This notebook will tell how we construct Word2Vec model and use it to compute the similarity. 

In [4]:
import gensim
import pandas as pd
from gensim import corpora, models

Read in the processed dataset with full vocabulary, which means we include the not important words.

In [3]:
dat = pd.read_csv('brunch_processed.csv')
reviews=dat["text"].tolist()
stars=dat["stars"].tolist()
dat.shape

(505696, 3)

Build up a words dictionary with unique word ids as the keys and corresponding words as the values.

In [5]:
rev=[]
for text in reviews:
    if type(text)==float:#in case there's nan
        continue
    rev.append(text.split(" "))
dic=gensim.corpora.Dictionary(rev)

In [6]:
W2Vmodel = gensim.models.Word2Vec(
        rev,
        window=10,
        min_count=5,
        workers=3)

And there're some uses of this model below.
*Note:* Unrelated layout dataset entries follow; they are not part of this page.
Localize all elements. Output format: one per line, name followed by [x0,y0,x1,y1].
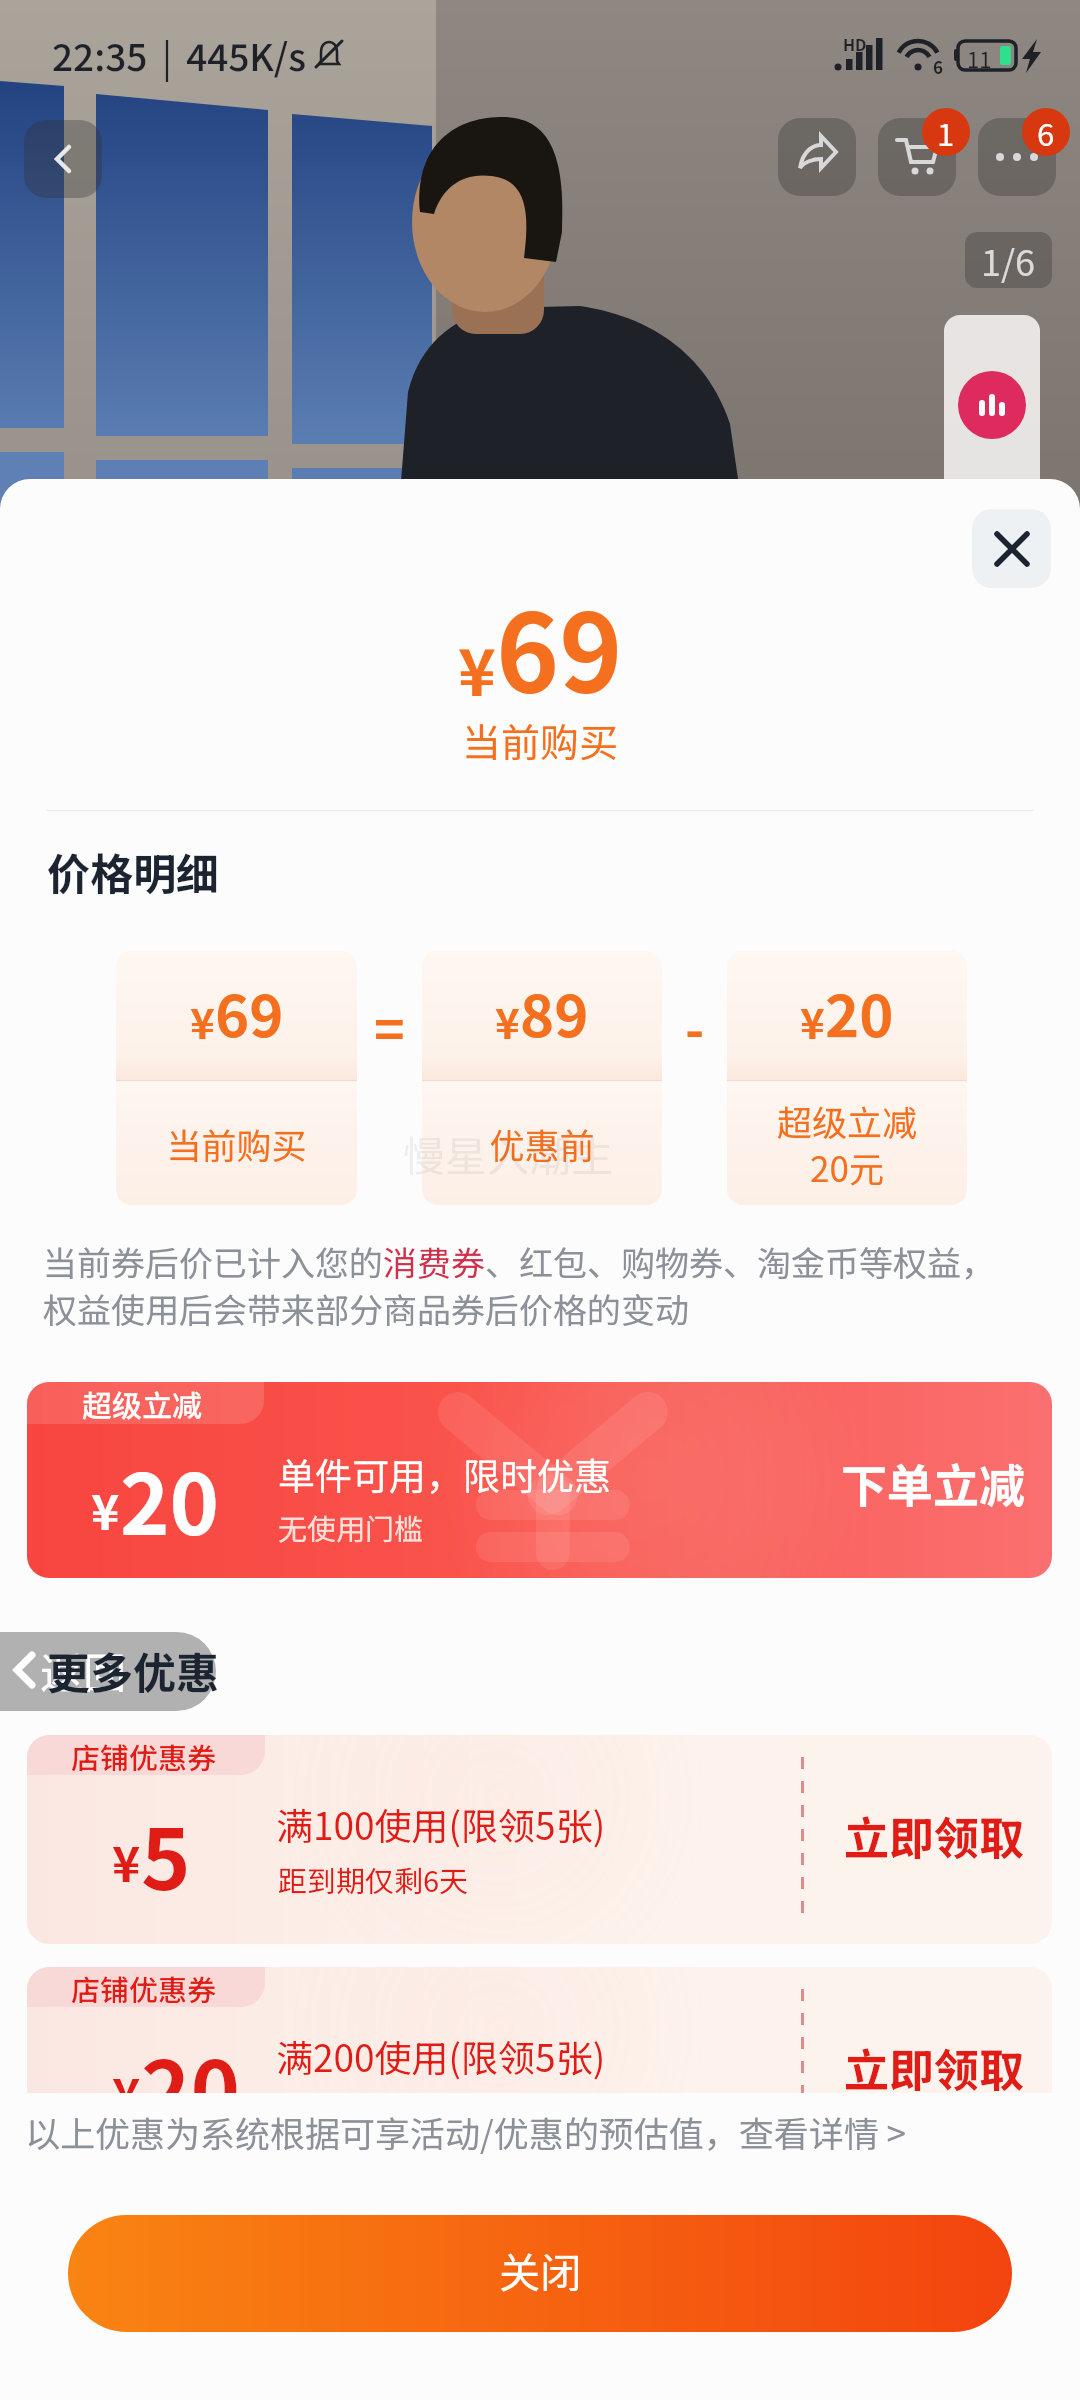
staticText: 20 [825,971,894,1055]
button[interactable]: Share [778,118,856,196]
staticText: 店铺优惠券 [71,1735,217,1775]
staticText: ¥ [800,990,825,1051]
staticText: | [162,28,172,82]
staticText: 慢星入潮生 [403,1123,614,1184]
staticText: 69 [215,971,284,1055]
staticText: 满200使用(限领5张) [276,2029,606,2083]
button[interactable]: ¥ [727,951,967,1205]
staticText: 价格明细 [47,840,219,902]
staticText: ¥ [458,622,496,715]
button[interactable]: ¥ [116,951,357,1205]
button[interactable]: 超级立减 [27,1382,1052,1578]
staticText: ¥ [190,990,215,1051]
staticText: 445K/s [186,28,307,82]
staticText: 距到期仅剩6天 [278,1858,469,1900]
button[interactable]: Back [24,120,102,198]
staticText: 立即领取 [844,2035,1025,2100]
button[interactable]: More [978,118,1056,196]
staticText: 更多优惠 [47,1639,219,1701]
button[interactable]: Back [0,1632,216,1711]
staticText: 返回 [40,1639,126,1701]
staticText: 1/6 [981,234,1036,286]
staticText: 满100使用(限领5张) [276,1797,606,1851]
staticText: 优惠前 [422,1118,662,1169]
staticText: 20 [141,2025,241,2147]
button[interactable]: 关闭 [68,2215,1012,2332]
button[interactable]: ¥ [422,951,662,1205]
staticText: - [685,989,705,1064]
staticText: 当前券后价已计入您的消费券、红包、购物券、淘金币等权益， 权益使用后会带来部分商… [43,1237,995,1333]
button[interactable]: 店铺优惠券 [27,1735,1052,1944]
staticText: 下单立减 [841,1450,1025,1517]
staticText: 1 [937,110,955,155]
staticText: = [374,989,405,1064]
staticText: HD [843,32,867,55]
staticText: 89 [520,971,589,1055]
staticText: 11 [967,42,992,74]
staticText: 单件可用，限时优惠 [278,1447,611,1501]
staticText: ¥ [112,1826,141,1896]
staticText: ¥ [112,2058,141,2128]
button[interactable]: Close [972,509,1051,588]
staticText: 6 [933,54,944,79]
staticText: 无使用门槛 [278,1506,424,1548]
staticText: ¥ [91,1474,120,1544]
staticText: 超级立减 20元 [727,1095,967,1192]
staticText: 关闭 [499,2240,581,2299]
staticText: 当前购买 [116,1118,357,1169]
staticText: ¥ [495,990,520,1051]
staticText: 立即领取 [844,1803,1025,1868]
button[interactable]: 店铺优惠券 [27,1967,1052,2176]
staticText: 店铺优惠券 [71,1967,217,2007]
staticText: 22:35 [52,28,148,82]
staticText: 超级立减 [82,1382,202,1424]
staticText: 5 [141,1793,191,1915]
staticText: 69 [496,568,623,723]
button[interactable]: Cart [878,118,956,196]
staticText: 距到期仅剩6天 [278,2090,469,2132]
staticText: 以上优惠为系统根据可享活动/优惠的预估值，查看详情 > [25,2106,906,2157]
staticText: 6 [1037,110,1055,155]
staticText: 20 [120,1438,220,1560]
staticText: 当前购买 [0,712,1080,768]
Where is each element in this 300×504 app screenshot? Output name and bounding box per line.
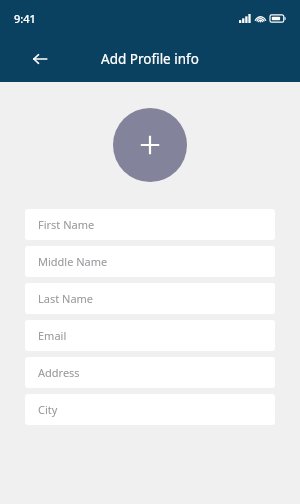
- staticText: Add Profile info: [101, 50, 199, 68]
- button[interactable]: Email: [25, 320, 275, 351]
- button[interactable]: First Name: [25, 209, 275, 240]
- staticText: Address: [38, 365, 80, 380]
- button[interactable]: City: [25, 394, 275, 425]
- staticText: First Name: [38, 217, 95, 232]
- button[interactable]: Back: [22, 41, 58, 77]
- button[interactable]: Last Name: [25, 283, 275, 314]
- button[interactable]: Add profile photo: [113, 108, 187, 182]
- button[interactable]: Middle Name: [25, 246, 275, 277]
- staticText: Middle Name: [38, 254, 108, 269]
- button[interactable]: Address: [25, 357, 275, 388]
- staticText: City: [38, 402, 58, 417]
- staticText: Email: [38, 328, 67, 343]
- staticText: 9:41: [14, 11, 36, 26]
- staticText: Last Name: [38, 291, 94, 306]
We can find out the top similar words to one word or to a vector of words, calculate the similarity between two given words and select the one doesn't match to other words.

In [7]:
W2Vmodel.wv.most_similar('taco')

[('tacos', 0.9071621298789978),
 ('street_taco', 0.8789133429527283),
 ('al_pastor', 0.8185325860977173),
 ('carnitas_taco', 0.7979053258895874),
 ('taco_carne', 0.7923363447189331),
 ('shrimp_taco', 0.7880537509918213),
 ('carne_asada', 0.7851074934005737),
 ('bean_rice', 0.77857506275177),
 ('burro', 0.7780328989028931),
 ('taquitos', 0.7740388512611389)]

In [9]:
W2Vmodel.wv.most_similar(positive=["pancake","egg","omelet","waffle"])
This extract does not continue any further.